New utility of an old marker: serial alpha-fetoprotein measurement in predicting radiologic response and survival of patients with hepatocellular carcinoma undergoing systemic chemotherapy

J Clin Oncol. 2009 Jan 20;27(3):446-52. doi: 10.1200/JCO.2008.18.8151. Epub 2008 Dec 8.

Abstract

Purpose: There are limitations in using radiologic evaluation to assess the treatment outcome of patients with hepatocellular carcinoma (HCC). The use of serial alpha-fetoprotein (AFP) in monitoring response has not been rigorously evaluated. We aimed to study the clinical value of AFP trend in an attempt to validate AFP as a surrogate serologic end point.

Patients and methods: Participants from a phase III randomized trial of systemic chemotherapy in HCC were studied. Serum AFP was prospectively collected in parallel with clinical and radiologic outcome. AFP response was defined as a decrease in AFP of more than 20% after a minimum of two cycles of chemotherapy. We studied the relationship between AFP response and treatment outcome in terms of radiologic response and overall survival.
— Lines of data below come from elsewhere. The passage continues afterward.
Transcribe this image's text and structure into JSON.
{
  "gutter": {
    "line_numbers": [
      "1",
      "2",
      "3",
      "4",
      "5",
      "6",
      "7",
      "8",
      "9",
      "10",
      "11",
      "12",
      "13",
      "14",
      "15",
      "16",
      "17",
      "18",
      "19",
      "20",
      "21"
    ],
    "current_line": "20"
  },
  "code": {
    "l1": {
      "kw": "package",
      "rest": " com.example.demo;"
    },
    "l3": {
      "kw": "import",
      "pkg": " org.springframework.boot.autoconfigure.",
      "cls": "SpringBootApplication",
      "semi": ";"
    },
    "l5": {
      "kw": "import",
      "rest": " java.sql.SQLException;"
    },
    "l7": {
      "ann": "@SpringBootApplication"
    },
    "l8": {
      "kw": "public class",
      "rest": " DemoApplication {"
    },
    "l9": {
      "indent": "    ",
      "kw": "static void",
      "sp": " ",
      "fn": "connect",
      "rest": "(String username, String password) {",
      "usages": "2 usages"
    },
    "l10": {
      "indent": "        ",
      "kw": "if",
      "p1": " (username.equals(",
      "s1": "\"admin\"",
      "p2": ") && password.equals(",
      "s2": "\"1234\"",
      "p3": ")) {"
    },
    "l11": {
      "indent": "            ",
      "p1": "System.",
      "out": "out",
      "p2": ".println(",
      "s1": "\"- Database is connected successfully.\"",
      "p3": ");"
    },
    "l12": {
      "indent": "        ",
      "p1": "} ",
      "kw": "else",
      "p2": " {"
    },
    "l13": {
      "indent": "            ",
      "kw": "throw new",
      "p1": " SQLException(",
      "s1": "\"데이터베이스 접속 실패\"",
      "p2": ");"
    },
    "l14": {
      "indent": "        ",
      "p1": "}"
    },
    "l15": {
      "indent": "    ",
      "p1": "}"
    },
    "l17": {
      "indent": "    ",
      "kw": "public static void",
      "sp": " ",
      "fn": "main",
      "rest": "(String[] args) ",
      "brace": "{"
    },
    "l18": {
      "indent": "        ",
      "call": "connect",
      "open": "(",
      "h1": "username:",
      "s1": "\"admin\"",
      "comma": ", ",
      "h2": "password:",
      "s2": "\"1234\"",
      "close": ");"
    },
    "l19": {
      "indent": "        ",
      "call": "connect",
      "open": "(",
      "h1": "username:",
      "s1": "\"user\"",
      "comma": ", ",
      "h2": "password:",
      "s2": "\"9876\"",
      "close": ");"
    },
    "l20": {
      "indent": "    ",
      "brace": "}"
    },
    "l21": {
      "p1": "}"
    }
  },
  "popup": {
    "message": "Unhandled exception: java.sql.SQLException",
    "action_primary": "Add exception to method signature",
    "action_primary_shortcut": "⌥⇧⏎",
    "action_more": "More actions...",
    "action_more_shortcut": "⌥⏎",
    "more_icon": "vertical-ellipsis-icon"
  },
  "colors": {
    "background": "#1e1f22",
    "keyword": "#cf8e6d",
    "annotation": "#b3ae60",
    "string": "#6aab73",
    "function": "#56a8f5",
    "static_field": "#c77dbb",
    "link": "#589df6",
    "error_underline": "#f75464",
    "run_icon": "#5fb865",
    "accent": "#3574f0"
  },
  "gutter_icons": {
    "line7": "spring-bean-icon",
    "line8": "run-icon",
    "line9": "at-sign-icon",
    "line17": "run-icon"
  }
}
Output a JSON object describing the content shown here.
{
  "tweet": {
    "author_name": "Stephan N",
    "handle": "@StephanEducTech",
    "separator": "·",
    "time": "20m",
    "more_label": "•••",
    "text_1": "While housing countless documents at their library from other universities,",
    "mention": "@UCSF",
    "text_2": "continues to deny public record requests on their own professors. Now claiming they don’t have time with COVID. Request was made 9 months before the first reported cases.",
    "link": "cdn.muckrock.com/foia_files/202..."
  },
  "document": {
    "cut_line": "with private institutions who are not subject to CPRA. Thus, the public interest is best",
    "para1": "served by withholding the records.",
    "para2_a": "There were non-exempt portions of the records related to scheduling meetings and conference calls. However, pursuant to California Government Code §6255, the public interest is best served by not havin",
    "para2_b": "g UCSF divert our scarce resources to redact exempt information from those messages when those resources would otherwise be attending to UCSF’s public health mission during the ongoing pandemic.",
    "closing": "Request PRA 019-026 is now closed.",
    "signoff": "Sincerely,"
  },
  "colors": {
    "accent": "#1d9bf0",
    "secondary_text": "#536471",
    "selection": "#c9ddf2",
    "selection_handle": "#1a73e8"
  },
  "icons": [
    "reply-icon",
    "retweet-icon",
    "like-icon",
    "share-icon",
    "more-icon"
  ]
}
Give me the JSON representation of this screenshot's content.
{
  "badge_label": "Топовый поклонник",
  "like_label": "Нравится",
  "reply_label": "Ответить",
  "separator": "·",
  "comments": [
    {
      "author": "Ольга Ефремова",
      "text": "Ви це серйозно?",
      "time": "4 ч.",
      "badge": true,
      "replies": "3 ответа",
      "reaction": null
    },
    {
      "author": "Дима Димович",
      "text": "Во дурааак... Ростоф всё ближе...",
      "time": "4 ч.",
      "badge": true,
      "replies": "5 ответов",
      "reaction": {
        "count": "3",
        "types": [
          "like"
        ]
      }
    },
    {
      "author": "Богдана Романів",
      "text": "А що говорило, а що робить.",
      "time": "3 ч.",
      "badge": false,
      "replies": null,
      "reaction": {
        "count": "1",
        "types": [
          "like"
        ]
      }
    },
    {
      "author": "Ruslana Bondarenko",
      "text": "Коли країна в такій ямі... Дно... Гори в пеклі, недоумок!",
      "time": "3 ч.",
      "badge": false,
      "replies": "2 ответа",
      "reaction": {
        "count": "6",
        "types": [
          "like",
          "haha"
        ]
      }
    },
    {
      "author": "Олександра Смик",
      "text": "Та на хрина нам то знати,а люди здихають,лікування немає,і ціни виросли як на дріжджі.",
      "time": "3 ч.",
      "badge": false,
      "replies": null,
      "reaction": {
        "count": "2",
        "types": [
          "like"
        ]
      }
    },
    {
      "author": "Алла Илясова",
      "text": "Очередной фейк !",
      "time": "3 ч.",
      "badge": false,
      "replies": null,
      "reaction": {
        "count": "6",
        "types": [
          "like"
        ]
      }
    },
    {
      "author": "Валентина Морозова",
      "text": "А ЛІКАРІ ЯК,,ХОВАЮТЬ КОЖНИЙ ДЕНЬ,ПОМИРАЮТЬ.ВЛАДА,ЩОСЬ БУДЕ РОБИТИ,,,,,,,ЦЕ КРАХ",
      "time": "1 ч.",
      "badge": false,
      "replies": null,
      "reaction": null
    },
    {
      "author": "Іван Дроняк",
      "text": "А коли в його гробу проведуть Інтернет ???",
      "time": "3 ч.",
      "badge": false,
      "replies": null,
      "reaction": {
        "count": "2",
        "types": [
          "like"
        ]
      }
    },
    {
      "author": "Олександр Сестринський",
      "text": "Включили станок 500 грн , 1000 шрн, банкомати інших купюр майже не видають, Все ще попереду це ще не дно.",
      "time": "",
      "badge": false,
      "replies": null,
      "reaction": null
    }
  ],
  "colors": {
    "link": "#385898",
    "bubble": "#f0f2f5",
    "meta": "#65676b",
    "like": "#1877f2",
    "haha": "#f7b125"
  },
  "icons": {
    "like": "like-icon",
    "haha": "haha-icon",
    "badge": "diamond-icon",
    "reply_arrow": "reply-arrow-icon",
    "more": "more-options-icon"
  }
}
Results: Of 188 patients, 117 patients with elevated serum AFP (> 20 microg/L) and documented radiologic evaluation had received at least two cycles of chemotherapy. A total of 47 AFP responders were identified. AFP responders had better survival than nonresponders (13.5 v 5.6 months, respectively; P < .0001), and AFP response was strongly associated with radiologic response (P < .0001). Multivariate analysis suggested that AFP response was significantly associated with survival (hazard ratio, 0.413; 95% CI, 0.273 to 0.626; P < .0001). AFP responses were frequently observed in patients with radiologically stable disease (SD) and tended to identify a subgroup of SD patients with better survival.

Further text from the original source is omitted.